Did we even begin to know in March that half a year later we would still be meeting by Facebook and Zoom?

We thought perhaps until the end of May—then June. But, no, here we are in the beginning of autumn, school starting—whatever that means anymore—we still don’t feel free to physically gather.

Pastor Noel Van Niel sums up our feelings of loss in “The Church Is Other People” in Plough Quarterly, August, 2020. Talking of the church and ministry, he says “we are primarily in the people business . . . . God is to be experienced more fully in community and connection.”

And so we experience this deep sense of loss: “. . . we are left with a desire that cannot be met. An absence that cannot be filled. A yearning that is perpetual.”

Yet, Van Niel says, we may now better understand “those who live in a perpetual state of longing for what is denied them—peace, justice, equality, safety—all those whose deepest needs remain unmet.”

Perhaps our own unmet needs prepare us “for an even fuller future than we could have imagined before we had to close our doors.”

We wait with faith and longing for the day when we can gather. Not only those of us who, until the pandemic, were free to gather without fear. We also wait with those who have never been able to gather with complete security.

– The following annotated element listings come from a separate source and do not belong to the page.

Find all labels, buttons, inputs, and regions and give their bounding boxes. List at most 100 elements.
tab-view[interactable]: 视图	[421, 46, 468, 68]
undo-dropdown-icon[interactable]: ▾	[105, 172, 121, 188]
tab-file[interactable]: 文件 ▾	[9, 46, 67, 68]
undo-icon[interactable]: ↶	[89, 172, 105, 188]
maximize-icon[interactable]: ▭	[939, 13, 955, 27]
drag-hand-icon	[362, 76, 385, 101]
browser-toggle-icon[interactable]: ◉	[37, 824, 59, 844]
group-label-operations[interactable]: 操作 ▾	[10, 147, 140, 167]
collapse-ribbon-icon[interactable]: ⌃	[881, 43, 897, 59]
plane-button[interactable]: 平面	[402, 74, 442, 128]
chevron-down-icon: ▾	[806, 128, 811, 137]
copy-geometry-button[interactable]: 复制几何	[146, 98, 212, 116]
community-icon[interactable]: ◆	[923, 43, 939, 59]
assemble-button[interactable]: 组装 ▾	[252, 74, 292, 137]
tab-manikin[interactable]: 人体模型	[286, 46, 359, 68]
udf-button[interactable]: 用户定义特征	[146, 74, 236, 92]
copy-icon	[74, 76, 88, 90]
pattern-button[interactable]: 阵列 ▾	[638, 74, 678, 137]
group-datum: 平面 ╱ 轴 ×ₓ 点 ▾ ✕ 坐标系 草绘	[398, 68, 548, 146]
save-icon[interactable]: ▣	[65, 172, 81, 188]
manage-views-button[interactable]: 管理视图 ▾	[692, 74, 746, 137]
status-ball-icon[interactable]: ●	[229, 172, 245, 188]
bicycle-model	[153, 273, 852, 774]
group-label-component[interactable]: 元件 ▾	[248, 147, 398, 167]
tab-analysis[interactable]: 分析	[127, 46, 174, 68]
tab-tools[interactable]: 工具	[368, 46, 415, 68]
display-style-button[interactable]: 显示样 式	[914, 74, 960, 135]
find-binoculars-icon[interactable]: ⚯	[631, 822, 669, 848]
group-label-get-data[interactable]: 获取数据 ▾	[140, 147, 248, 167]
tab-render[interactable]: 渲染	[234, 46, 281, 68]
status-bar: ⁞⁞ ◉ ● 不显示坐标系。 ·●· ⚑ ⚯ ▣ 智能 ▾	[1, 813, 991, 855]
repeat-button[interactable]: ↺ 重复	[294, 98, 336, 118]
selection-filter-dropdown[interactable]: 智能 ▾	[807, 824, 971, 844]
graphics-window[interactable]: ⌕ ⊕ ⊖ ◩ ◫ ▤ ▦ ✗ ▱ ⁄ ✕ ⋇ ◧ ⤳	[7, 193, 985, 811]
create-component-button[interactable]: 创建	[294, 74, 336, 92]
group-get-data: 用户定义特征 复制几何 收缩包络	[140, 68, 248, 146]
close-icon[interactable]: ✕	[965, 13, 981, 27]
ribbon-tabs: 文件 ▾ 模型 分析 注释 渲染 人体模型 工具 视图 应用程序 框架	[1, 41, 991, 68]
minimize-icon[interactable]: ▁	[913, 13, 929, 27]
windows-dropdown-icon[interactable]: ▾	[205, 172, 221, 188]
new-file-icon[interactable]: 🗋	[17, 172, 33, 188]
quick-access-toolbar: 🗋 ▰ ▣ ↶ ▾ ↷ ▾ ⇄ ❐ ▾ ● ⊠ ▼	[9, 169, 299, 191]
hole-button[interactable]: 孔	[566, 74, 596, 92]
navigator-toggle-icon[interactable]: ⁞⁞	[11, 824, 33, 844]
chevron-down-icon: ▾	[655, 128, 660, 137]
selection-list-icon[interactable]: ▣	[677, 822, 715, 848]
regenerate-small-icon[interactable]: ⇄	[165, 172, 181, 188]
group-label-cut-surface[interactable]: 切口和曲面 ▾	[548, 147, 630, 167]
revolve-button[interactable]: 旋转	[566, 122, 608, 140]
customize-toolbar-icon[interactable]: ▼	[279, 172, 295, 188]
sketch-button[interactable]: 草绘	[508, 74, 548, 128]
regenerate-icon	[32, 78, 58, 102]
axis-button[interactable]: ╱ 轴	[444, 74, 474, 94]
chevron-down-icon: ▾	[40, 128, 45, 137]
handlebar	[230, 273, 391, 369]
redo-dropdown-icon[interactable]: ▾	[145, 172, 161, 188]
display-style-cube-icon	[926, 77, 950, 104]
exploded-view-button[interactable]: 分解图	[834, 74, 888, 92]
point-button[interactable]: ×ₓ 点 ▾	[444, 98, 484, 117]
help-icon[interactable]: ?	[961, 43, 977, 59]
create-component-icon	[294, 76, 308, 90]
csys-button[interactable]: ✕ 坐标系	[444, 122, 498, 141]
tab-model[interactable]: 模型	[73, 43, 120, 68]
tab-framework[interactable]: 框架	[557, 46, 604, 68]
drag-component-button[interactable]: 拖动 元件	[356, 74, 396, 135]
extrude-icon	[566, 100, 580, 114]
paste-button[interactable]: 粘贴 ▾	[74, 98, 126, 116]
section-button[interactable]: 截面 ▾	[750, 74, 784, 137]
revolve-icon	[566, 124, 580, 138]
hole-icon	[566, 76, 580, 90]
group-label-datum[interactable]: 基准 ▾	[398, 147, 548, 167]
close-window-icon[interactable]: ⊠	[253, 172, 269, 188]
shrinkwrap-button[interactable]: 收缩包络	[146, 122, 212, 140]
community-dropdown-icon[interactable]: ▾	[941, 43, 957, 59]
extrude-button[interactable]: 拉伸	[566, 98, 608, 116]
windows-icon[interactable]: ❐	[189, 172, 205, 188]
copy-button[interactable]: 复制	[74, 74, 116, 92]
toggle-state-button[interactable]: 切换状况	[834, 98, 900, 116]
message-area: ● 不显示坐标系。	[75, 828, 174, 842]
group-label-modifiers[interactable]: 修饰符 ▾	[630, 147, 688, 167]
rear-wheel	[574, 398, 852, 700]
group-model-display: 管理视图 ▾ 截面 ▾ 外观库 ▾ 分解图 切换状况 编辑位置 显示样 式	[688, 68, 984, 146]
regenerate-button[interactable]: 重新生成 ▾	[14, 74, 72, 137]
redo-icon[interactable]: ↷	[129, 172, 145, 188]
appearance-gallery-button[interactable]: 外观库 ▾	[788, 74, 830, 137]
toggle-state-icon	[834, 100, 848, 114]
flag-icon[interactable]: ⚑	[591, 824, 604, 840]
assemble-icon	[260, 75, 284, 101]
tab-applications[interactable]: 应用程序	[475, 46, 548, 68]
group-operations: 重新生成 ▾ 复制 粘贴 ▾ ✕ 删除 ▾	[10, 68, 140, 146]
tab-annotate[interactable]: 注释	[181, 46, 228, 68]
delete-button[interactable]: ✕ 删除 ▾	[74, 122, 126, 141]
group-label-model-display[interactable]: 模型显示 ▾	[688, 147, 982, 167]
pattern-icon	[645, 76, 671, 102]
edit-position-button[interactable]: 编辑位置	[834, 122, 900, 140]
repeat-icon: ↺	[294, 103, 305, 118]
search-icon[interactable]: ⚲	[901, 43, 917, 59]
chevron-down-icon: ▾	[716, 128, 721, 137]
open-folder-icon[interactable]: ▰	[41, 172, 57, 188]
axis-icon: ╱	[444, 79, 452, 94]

Democracy for Them but Not Us

For decades, the United States has pushed dictatorships to change. We have encouraged nations to accept a democratic form of government—our form, the best kind, we say.

Read a recent U.S. foreign policy statement concerning the country of Belarus. The people there are demonstrating against a dictator who has ruled the country for 26 years. Declares Mike Pompeo, the U.S. Secretary of State, in an official statement (August 10, 2020): “The United States is deeply concerned about the conduct of the August 9 presidential election in Belarus, which was not free and fair. . . . the Government of Belarus must prove through action its commitment to democratic processes and respect for human rights.”

Yet Pompeo used a U.S. government sponsored trip to Israel as the backdrop for a political speech for Donald Trump at the Republican nominating convention. This action was in direct violation of the Hatch Act, which forbids politically appointed government employees from engaging in political activity while on duty.

But, one official said, with surprising honesty: “No one cares about that.”

In times of deep political divisions, temptations to forgo democracy increase. Write Suzanne Mettler and Robert C. Lieberman: “. . . those who favor a return to earlier boundaries of civic membership and status may be convinced that they must pursue their goals even if democracy is curtailed in the process.” (“The Fragile Republic,” Foreign Affairs, September/October 2020)

Of course, such fraying of democratic institutions leads those with power to seek to retain that power. Write Mettler and Lieberman: “When government responds primarily to the rich, it transforms itself into an oligarchy, which better protects the interests of the wealthy few.”

That’s a good description of what Belarus and Russia and other countries, momentarily freed from the old Soviet Union, have become.

To have democracy, you have to play by the rules of democracy, even when the temptation is to do otherwise. Even in the United States.